Q1 has been an eventful start for the year 2022 where the world has experienced economic turbulence, regional conflict and continued COVID impact. The United States is facing record high inflation tackled with aggressive monetary policy on interest rate hike and balance sheet reduction. We have also seen regional conflicts causing supply chain disruption in certain fields such as oil and gas.

In China, although in a much better inflation environment, COVID outbreak since late Q1 in Shanghai and some other cities had caused some disruption to China A share market. Overall, broader index CSI 300 underperformed -14.5% in Q1 (Figure 1).

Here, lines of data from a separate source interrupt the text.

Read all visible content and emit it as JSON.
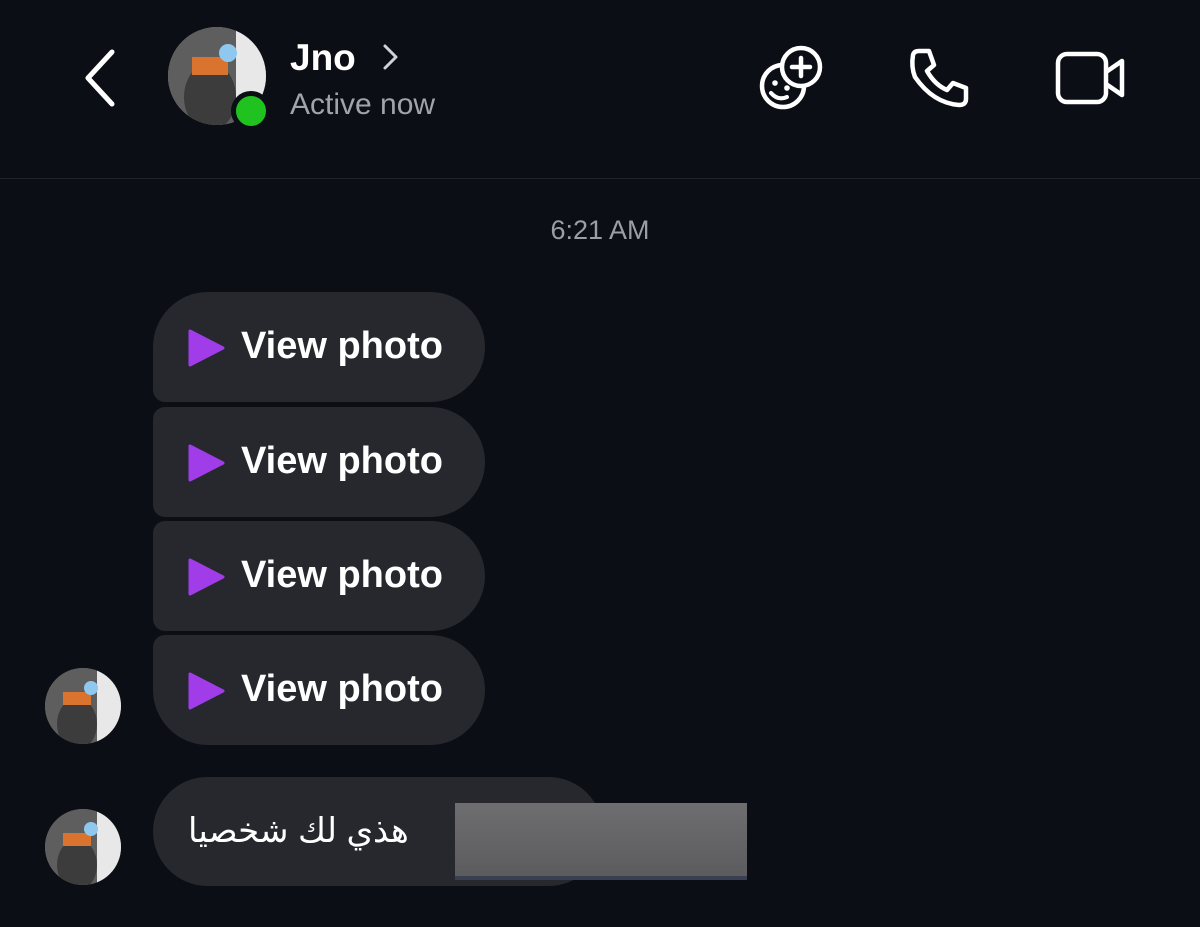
{
  "header": {
    "contact_name": "Jno",
    "status": "Active now",
    "icons": {
      "back": "chevron-left-icon",
      "name_chevron": "chevron-right-icon",
      "effects": "effects-add-icon",
      "call": "phone-icon",
      "video": "video-camera-icon"
    },
    "online_color": "#1fc21f"
  },
  "thread": {
    "timestamp": "6:21 AM",
    "messages": [
      {
        "type": "photo",
        "label": "View photo"
      },
      {
        "type": "photo",
        "label": "View photo"
      },
      {
        "type": "photo",
        "label": "View photo"
      },
      {
        "type": "photo",
        "label": "View photo"
      },
      {
        "type": "text",
        "text": "هذي لك شخصيا"
      }
    ],
    "play_icon": "play-icon",
    "play_color": "#a13de8",
    "bubble_color": "#26282e"
  },
  "theme": {
    "background": "#0b0e14",
    "secondary_text": "#a0a4ab"
  }
}
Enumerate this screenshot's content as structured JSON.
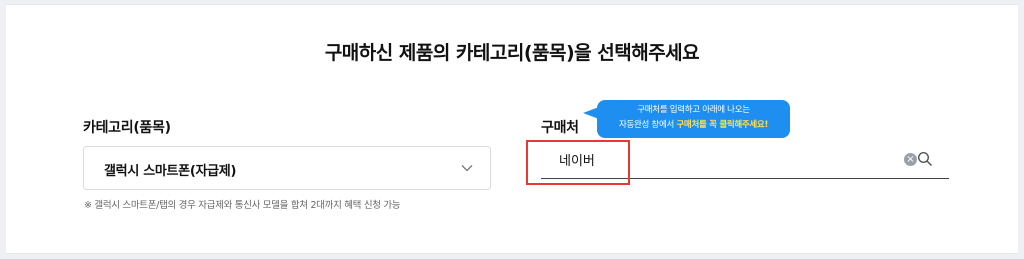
{
  "page": {
    "title": "구매하신 제품의 카테고리(품목)을 선택해주세요"
  },
  "category": {
    "label": "카테고리(품목)",
    "selected": "갤럭시 스마트폰(자급제)",
    "note": "※ 갤럭시 스마트폰/탭의 경우 자급제와 통신사 모델을 합쳐 2대까지 혜택 신청 가능"
  },
  "vendor": {
    "label": "구매처",
    "value": "네이버",
    "tooltip_line1": "구매처를 입력하고 아래에 나오는",
    "tooltip_line2_prefix": "자동완성 창에서 ",
    "tooltip_line2_highlight": "구매처를 꼭 클릭해주세요!"
  },
  "colors": {
    "accent": "#1f8ef1",
    "highlight": "#e53935",
    "tooltip_emphasis": "#ffe24a"
  },
  "icons": {
    "dropdown": "chevron-down-icon",
    "clear": "clear-icon",
    "search": "search-icon"
  }
}
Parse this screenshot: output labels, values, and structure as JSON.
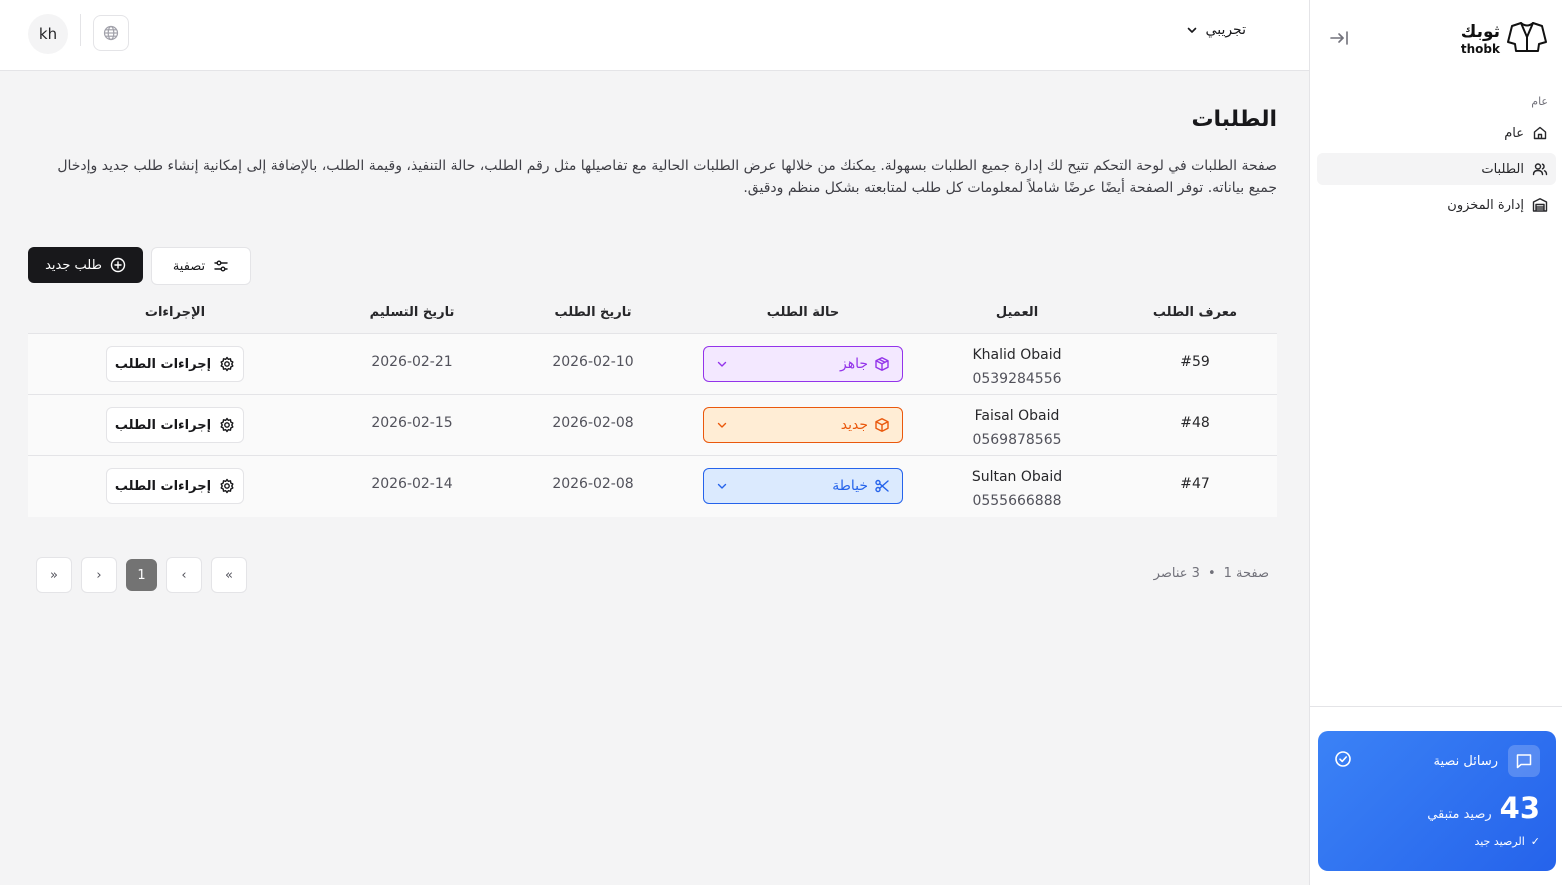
{
  "header": {
    "avatar_initials": "kh",
    "tenant_name": "تجريبي"
  },
  "sidebar": {
    "logo_ar": "ثوبك",
    "logo_en": "thobk",
    "section_label": "عام",
    "items": [
      {
        "label": "عام",
        "icon": "home-icon",
        "active": false
      },
      {
        "label": "الطلبات",
        "icon": "users-icon",
        "active": true
      },
      {
        "label": "إدارة المخزون",
        "icon": "inventory-icon",
        "active": false
      }
    ],
    "sms_card": {
      "title": "رسائل نصية",
      "balance": "43",
      "balance_label": "رصيد متبقي",
      "status": "الرصيد جيد",
      "status_mark": "✓",
      "accent": "#2563eb"
    }
  },
  "page": {
    "title": "الطلبات",
    "description": "صفحة الطلبات في لوحة التحكم تتيح لك إدارة جميع الطلبات بسهولة. يمكنك من خلالها عرض الطلبات الحالية مع تفاصيلها مثل رقم الطلب، حالة التنفيذ، وقيمة الطلب، بالإضافة إلى إمكانية إنشاء طلب جديد وإدخال جميع بياناته. توفر الصفحة أيضًا عرضًا شاملاً لمعلومات كل طلب لمتابعته بشكل منظم ودقيق.",
    "new_order_label": "طلب جديد",
    "filter_label": "تصفية"
  },
  "table": {
    "headers": {
      "order_id": "معرف الطلب",
      "customer": "العميل",
      "status": "حالة الطلب",
      "order_date": "تاريخ الطلب",
      "delivery_date": "تاريخ التسليم",
      "actions": "الإجراءات"
    },
    "rows": [
      {
        "id": "#59",
        "customer_name": "Khalid Obaid",
        "phone": "0539284556",
        "status": "جاهز",
        "status_color": "#9333ea",
        "order_date": "2026-02-10",
        "delivery_date": "2026-02-21",
        "action_label": "إجراءات الطلب"
      },
      {
        "id": "#48",
        "customer_name": "Faisal Obaid",
        "phone": "0569878565",
        "status": "جديد",
        "status_color": "#ea580c",
        "order_date": "2026-02-08",
        "delivery_date": "2026-02-15",
        "action_label": "إجراءات الطلب"
      },
      {
        "id": "#47",
        "customer_name": "Sultan Obaid",
        "phone": "0555666888",
        "status": "خياطة",
        "status_color": "#2563eb",
        "order_date": "2026-02-08",
        "delivery_date": "2026-02-14",
        "action_label": "إجراءات الطلب"
      }
    ]
  },
  "pagination": {
    "first": "«",
    "prev": "‹",
    "current": "1",
    "next": "›",
    "last": "»",
    "page_label": "صفحة 1",
    "separator": "•",
    "items_label": "3 عناصر"
  }
}
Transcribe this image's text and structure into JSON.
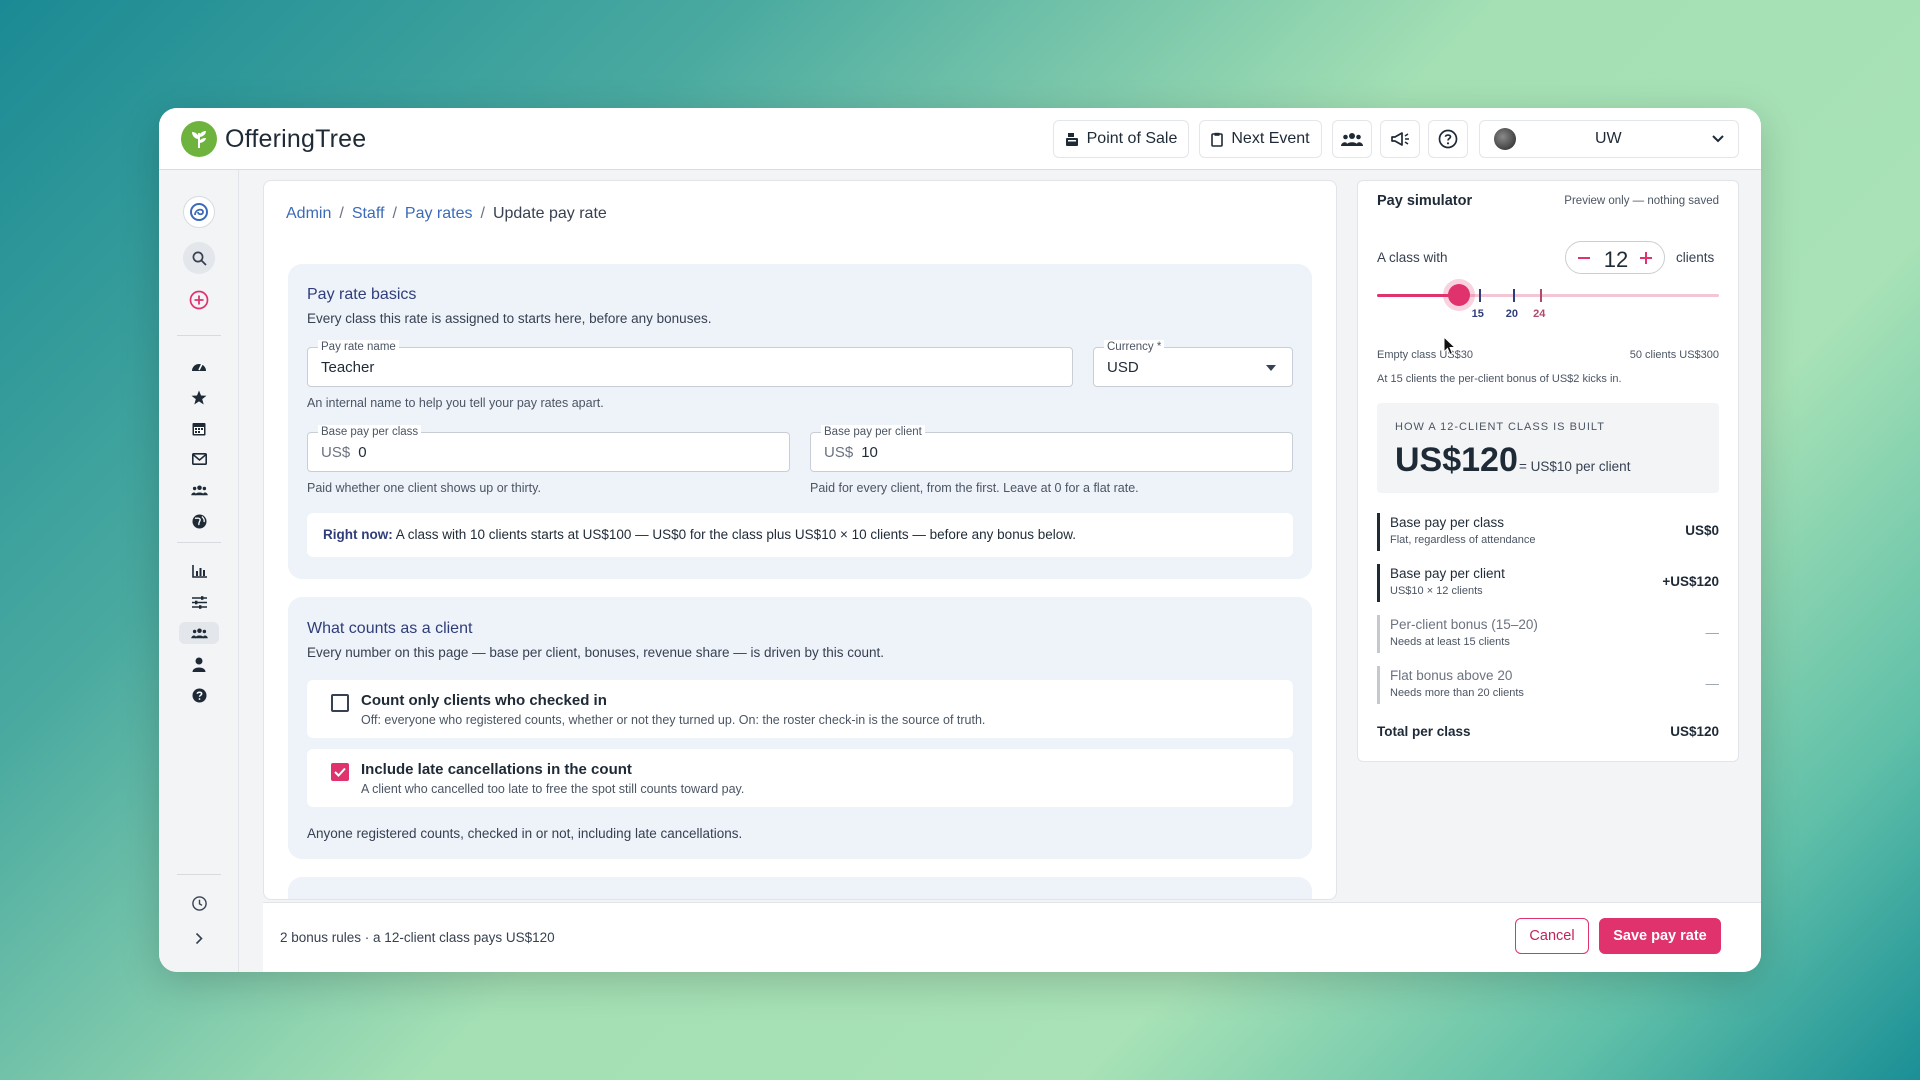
{
  "app": {
    "name": "OfferingTree"
  },
  "topbar": {
    "point_of_sale": "Point of Sale",
    "next_event": "Next Event",
    "user": "UW"
  },
  "breadcrumb": {
    "admin": "Admin",
    "staff": "Staff",
    "pay_rates": "Pay rates",
    "current": "Update pay rate"
  },
  "basics": {
    "title": "Pay rate basics",
    "subtitle": "Every class this rate is assigned to starts here, before any bonuses.",
    "name_label": "Pay rate name",
    "name_value": "Teacher",
    "name_help": "An internal name to help you tell your pay rates apart.",
    "currency_label": "Currency *",
    "currency_value": "USD",
    "base_class_label": "Base pay per class",
    "base_class_prefix": "US$",
    "base_class_value": "0",
    "base_class_help": "Paid whether one client shows up or thirty.",
    "base_client_label": "Base pay per client",
    "base_client_prefix": "US$",
    "base_client_value": "10",
    "base_client_help": "Paid for every client, from the first. Leave at 0 for a flat rate.",
    "right_now_label": "Right now:",
    "right_now_text": "A class with 10 clients starts at US$100 — US$0 for the class plus US$10 × 10 clients — before any bonus below."
  },
  "counts": {
    "title": "What counts as a client",
    "subtitle": "Every number on this page — base per client, bonuses, revenue share — is driven by this count.",
    "opt1_title": "Count only clients who checked in",
    "opt1_desc": "Off: everyone who registered counts, whether or not they turned up. On: the roster check-in is the source of truth.",
    "opt1_checked": false,
    "opt2_title": "Include late cancellations in the count",
    "opt2_desc": "A client who cancelled too late to free the spot still counts toward pay.",
    "opt2_checked": true,
    "footer": "Anyone registered counts, checked in or not, including late cancellations."
  },
  "bottom": {
    "summary": "2 bonus rules · a 12-client class pays US$120",
    "cancel": "Cancel",
    "save": "Save pay rate"
  },
  "simulator": {
    "title": "Pay simulator",
    "preview": "Preview only — nothing saved",
    "with_label": "A class with",
    "clients_label": "clients",
    "count": "12",
    "slider_min": 0,
    "slider_max": 50,
    "slider_value": 12,
    "ticks": [
      {
        "value": 15,
        "label": "15",
        "color": "#2f3e7a"
      },
      {
        "value": 20,
        "label": "20",
        "color": "#2f3e7a"
      },
      {
        "value": 24,
        "label": "24",
        "color": "#b04a6a"
      }
    ],
    "range_left": "Empty class US$30",
    "range_right": "50 clients US$300",
    "note": "At 15 clients the per-client bonus of US$2 kicks in.",
    "built_caption": "How a 12-client class is built",
    "built_total": "US$120",
    "built_per": "= US$10 per client",
    "lines": [
      {
        "title": "Base pay per class",
        "sub": "Flat, regardless of attendance",
        "amount": "US$0"
      },
      {
        "title": "Base pay per client",
        "sub": "US$10 × 12 clients",
        "amount": "+US$120"
      },
      {
        "title": "Per-client bonus (15–20)",
        "sub": "Needs at least 15 clients",
        "amount": "—"
      },
      {
        "title": "Flat bonus above 20",
        "sub": "Needs more than 20 clients",
        "amount": "—"
      }
    ],
    "total_label": "Total per class",
    "total_value": "US$120"
  },
  "colors": {
    "accent": "#e0336e",
    "heading": "#2f3e7a",
    "link": "#3b6bb8",
    "brand_green": "#6fb33f"
  }
}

Energy and Real Estate were the only positive sectors in CSI 300. Energy was uplifted from regional conflict between Russia and Ukraine that caused oil and gas supply disruption. While volatility stayed elevated for Real Estate, it experienced some reprieves in late March as roll out of various policy measures and improved mortgage loan approval rate supported modest rebounds in the housing market. On the other hand, IT/Communication Services and Consumer Discretionary were the dragger in Q1. Among IT sector, Semiconductor were the better performer than IT Software and Hardware due to on-going global chip shortage and it is a China policy supported sector. Meanwhile, Consumer Discretionary underperformance was related to COVID outbreaks and lockdowns in some cities sent downward sentiment and expectation.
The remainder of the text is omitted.